What did you think an artist would pick up on from your poem?
Poet Kate Lebo: The naming. How each name is too small to completely contain their person.

What inspires you in this poem?
Artist Sarah Van Sanden: I’m fascinated by the way battling familial influences and expectations manifest themselves as extreme duality in one person.

Did the visual artist refract any element of the poem that made you see the poem differently?
Poet Kate Lebo: I love that the roundness of the earth in the last line becomes an apple. And a wolf.

When you began this piece, was it color, shape, or some other aspect that you followed? Did that change?
Artist Sarah Van Sanden: The poem immediately evoked the yin/yang symbol for me and everything followed that lead by drawing forms from the poem.

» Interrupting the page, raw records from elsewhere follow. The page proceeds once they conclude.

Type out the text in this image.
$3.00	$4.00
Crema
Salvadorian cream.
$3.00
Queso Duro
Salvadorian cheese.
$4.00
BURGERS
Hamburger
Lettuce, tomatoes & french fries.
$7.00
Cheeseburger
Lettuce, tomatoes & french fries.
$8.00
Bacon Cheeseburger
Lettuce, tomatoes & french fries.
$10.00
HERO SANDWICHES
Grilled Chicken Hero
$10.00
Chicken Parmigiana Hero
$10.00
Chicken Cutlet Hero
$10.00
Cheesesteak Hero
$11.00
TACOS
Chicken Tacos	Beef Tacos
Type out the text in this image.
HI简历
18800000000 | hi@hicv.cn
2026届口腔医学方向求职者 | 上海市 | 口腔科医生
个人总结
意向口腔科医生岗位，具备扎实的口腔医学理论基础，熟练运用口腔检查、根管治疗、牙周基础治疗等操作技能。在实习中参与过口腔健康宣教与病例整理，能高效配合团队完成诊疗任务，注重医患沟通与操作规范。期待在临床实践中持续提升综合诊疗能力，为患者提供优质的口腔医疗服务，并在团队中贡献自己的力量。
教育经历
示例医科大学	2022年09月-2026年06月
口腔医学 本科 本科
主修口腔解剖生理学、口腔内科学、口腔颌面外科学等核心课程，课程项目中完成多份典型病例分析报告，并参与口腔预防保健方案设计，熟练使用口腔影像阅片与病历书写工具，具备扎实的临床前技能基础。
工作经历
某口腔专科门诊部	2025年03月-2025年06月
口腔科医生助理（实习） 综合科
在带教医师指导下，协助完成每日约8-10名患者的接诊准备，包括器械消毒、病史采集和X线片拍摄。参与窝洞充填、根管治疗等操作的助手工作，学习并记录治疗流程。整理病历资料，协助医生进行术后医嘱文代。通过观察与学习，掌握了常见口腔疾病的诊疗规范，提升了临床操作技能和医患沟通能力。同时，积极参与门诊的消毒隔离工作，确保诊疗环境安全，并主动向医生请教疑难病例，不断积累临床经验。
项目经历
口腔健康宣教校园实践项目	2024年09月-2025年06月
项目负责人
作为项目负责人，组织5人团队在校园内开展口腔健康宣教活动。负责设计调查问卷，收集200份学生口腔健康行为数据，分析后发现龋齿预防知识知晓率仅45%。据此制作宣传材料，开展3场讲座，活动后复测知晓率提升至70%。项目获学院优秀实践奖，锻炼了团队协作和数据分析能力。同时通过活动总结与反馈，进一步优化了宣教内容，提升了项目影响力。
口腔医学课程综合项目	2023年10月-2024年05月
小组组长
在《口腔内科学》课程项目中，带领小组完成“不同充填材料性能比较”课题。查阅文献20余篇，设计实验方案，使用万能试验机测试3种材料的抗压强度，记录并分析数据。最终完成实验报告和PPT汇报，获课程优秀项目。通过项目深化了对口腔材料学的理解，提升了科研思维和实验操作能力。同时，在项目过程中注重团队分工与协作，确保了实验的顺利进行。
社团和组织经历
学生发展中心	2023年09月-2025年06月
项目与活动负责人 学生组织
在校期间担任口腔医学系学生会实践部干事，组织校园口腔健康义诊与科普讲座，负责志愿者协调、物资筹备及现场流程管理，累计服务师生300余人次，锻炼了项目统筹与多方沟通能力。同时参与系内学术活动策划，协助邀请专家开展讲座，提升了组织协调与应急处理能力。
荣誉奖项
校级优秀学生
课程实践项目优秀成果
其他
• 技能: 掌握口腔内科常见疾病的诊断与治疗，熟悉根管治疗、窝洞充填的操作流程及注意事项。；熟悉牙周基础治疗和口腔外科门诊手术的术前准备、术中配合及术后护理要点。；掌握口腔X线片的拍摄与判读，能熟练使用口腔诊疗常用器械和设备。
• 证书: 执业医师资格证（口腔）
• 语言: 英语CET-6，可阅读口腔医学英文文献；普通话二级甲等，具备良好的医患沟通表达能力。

What surprised you about this collaborative piece?
Poet Kate Lebo: I’m piecing together a voice out of someone else’s voice in this poem. To have that re-spoken or translated or however you want to say it, into visual art adds another layer of fluency and another layer of misunderstanding. The poem repurposes someone else’s words. This visual collaboration continues that game of telephone.

Have you ever written work that has been inspired by visual art? What was that experience like for you? Why were you inspired to do so?
Poet Kate Lebo: No, actually. When I’ve written about visual art, it’s been about the materials—the paint and canvas and solvents. Right now, I’m more inspired by what makes things than the made thing itself.

Describe the collaboration in one word.
Artist Sarah Van Sanden: Knitting

Seen any good art lately?
Poet Kate Lebo: Three Studies of Lucian Freud by Francis Bacon was at the Portland Art Museum this winter, which lead me to an exhibit on food in one of the lower galleries, where I discovered a print from Wild Raspberries, Andy Warhol and Suzie Frankfurt’s weird and wonderful cookbook.

Read any good books lately?
Poet Kate Lebo: The Orchardist by Amanda Coplin. Sorrow Arrow by Emily Kendal Frey. Jelly Roll by Kevin Young. How to Pick a Peach by Russ Parsons.
Artist Sarah Van Sanden: I keep going back to Simon Schama’s Landscape and Memory. I love the way he writes about cultural history’s relationship to landscape in a way that’s dramatic and salacious, but not cheap. Well, mostly not cheap. It’s delicious.

Anything else?
Artist Sarah Van Sanden: Thanks, Kate, for letting me play with your poem!